Shadwick, Bowman, and Morrison  introduce a non-traditional integration scheme which is explicit, and exactly conserving of all quantities one is willing to program it to conserve. The drawback is that the method is not general: one needs to derive a complicated set of explicit formulae for each new integrator-problem pair. One applies the integration method to one's problem on paper, and then derives exactly how the conserved quantities of interest are not conserved. Then one simply adds terms to the integration routine that compensate for the non-conservation. If the standard version of the integrator is explicit, then so is the modified version. Although it is a very tedious process, it seems to have impressive results. The authors present 3 examples: the ``three-wave'' problem, the Lotka-Volterra predator-prey problem, and the Kepler problem, each demonstrated with both Euler's method and a 2nd order predictor-corrector. In the Kepler problem they force conservation of energy, angular momentum, and a quantity known as the Runge-Lenz vector. They note that non-conservation of phase-space volume in Hamiltonian systems can be used as a measure of error, since one can no longer use conservation of other quantities as a measure of error. The authors, however, do not clearly state the limitations of their method. For example, it is not clear precisely why one couldn't use their method to force conservation of phase space volume as well as energy, which we know to be impossible [25, 71].
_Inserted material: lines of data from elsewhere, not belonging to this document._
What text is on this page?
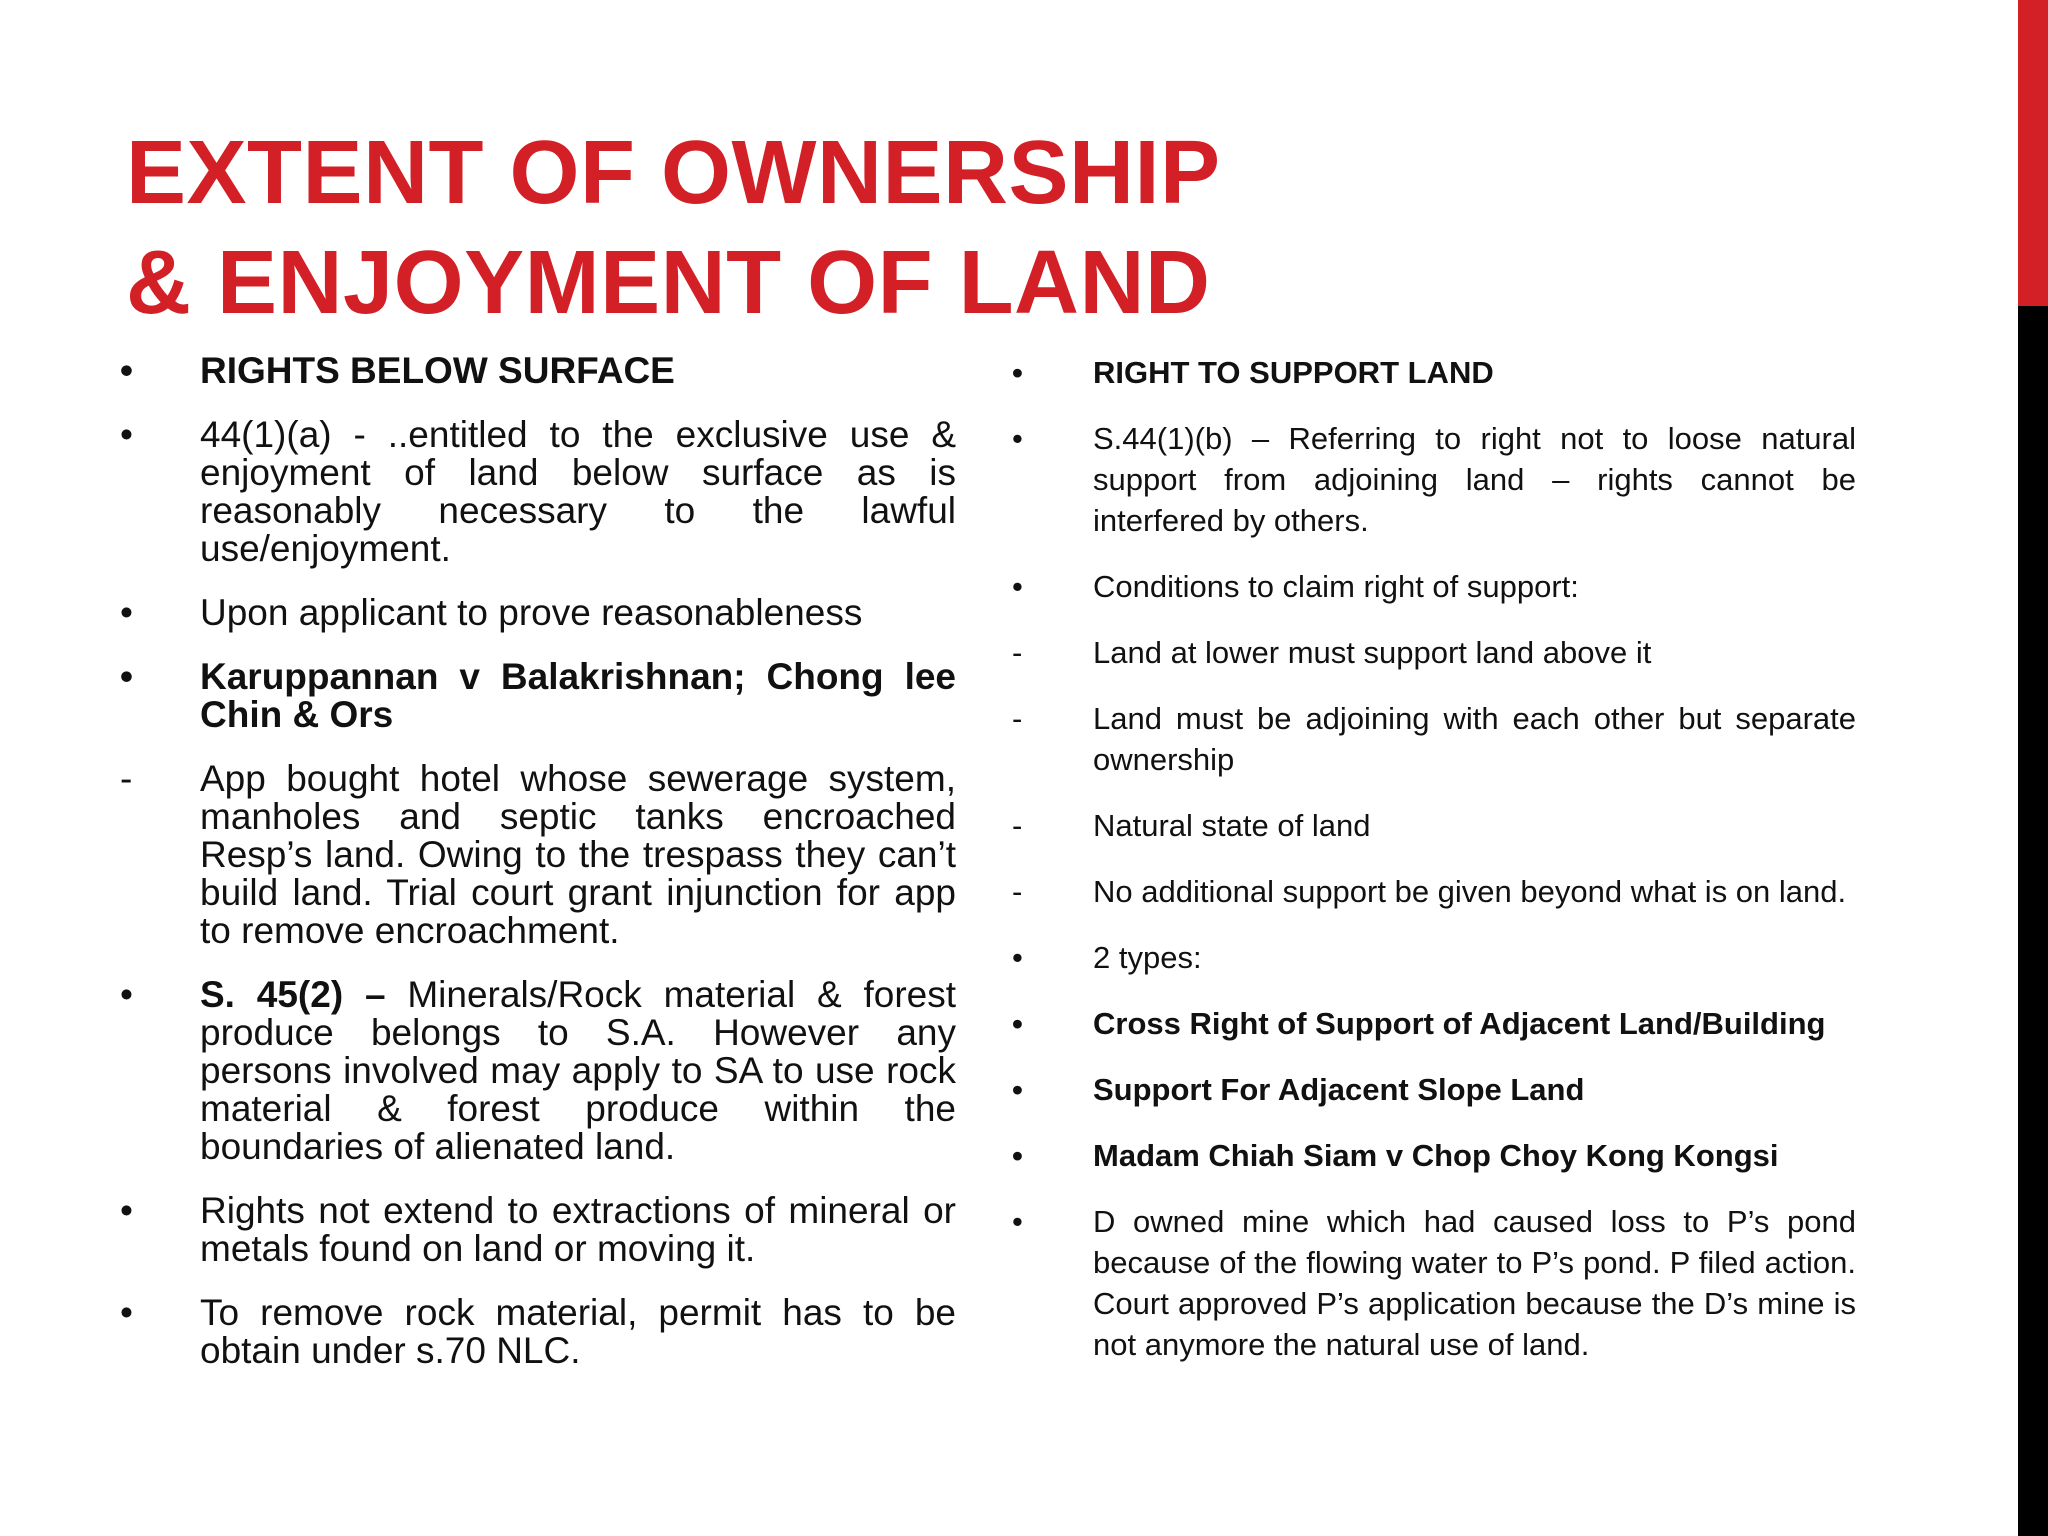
EXTENT OF OWNERSHIP
& ENJOYMENT OF LAND
•	RIGHTS BELOW SURFACE
•	44(1)(a) - ..entitled to the exclusive use & enjoyment of land below surface as is reasonably necessary to the lawful use/enjoyment.
•	Upon applicant to prove reasonableness
•	Karuppannan v Balakrishnan; Chong lee Chin & Ors
-	App bought hotel whose sewerage system, manholes and septic tanks encroached Resp’s land. Owing to the trespass they can’t build land. Trial court grant injunction for app to remove encroachment.
•	S. 45(2) – Minerals/Rock material & forest produce belongs to S.A. However any persons involved may apply to SA to use rock material & forest produce within the boundaries of alienated land.
•	Rights not extend to extractions of mineral or metals found on land or moving it.
•	To remove rock material, permit has to be obtain under s.70 NLC.
•	RIGHT TO SUPPORT LAND
•	S.44(1)(b) – Referring to right not to loose natural support from adjoining land – rights cannot be interfered by others.
•	Conditions to claim right of support:
-	Land at lower must support land above it
-	Land must be adjoining with each other but separate ownership
-	Natural state of land
-	No additional support be given beyond what is on land.
•	2 types:
•	Cross Right of Support of Adjacent Land/Building
•	Support For Adjacent Slope Land
•	Madam Chiah Siam v Chop Choy Kong Kongsi
•	D owned mine which had caused loss to P’s pond because of the flowing water to P’s pond. P filed action. Court approved P’s application because the D’s mine is not anymore the natural use of land.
We will close our discussion of integrators with a remark by Sanz-Serna [66, p.278,] (d is the dimension of configuration space):
Conservation of energy restricts the dynamics of the numerical solution by forcing the computed points to be on the correct (2d-1)-dimensional manifold H= constant, but otherwise poses no restriction to the dynamics: within the manifold the points are free to move anywhere and only motions orthogonal to the manifold are forbidden. When d is large this is clearly a rather weak restriction. On the other hand, symplecticness restricts the dynamics in a more global way: all directions in phase space are taken into account.Athough I think he makes an extremely interesting point, I note that his remark does not address the possibility that Shadwick et al.  have demonstrated: that energy is not the only quantity that can be conserved. Thus, it is this author's opinion that much interesting work remains in the area of integration of conservative systems.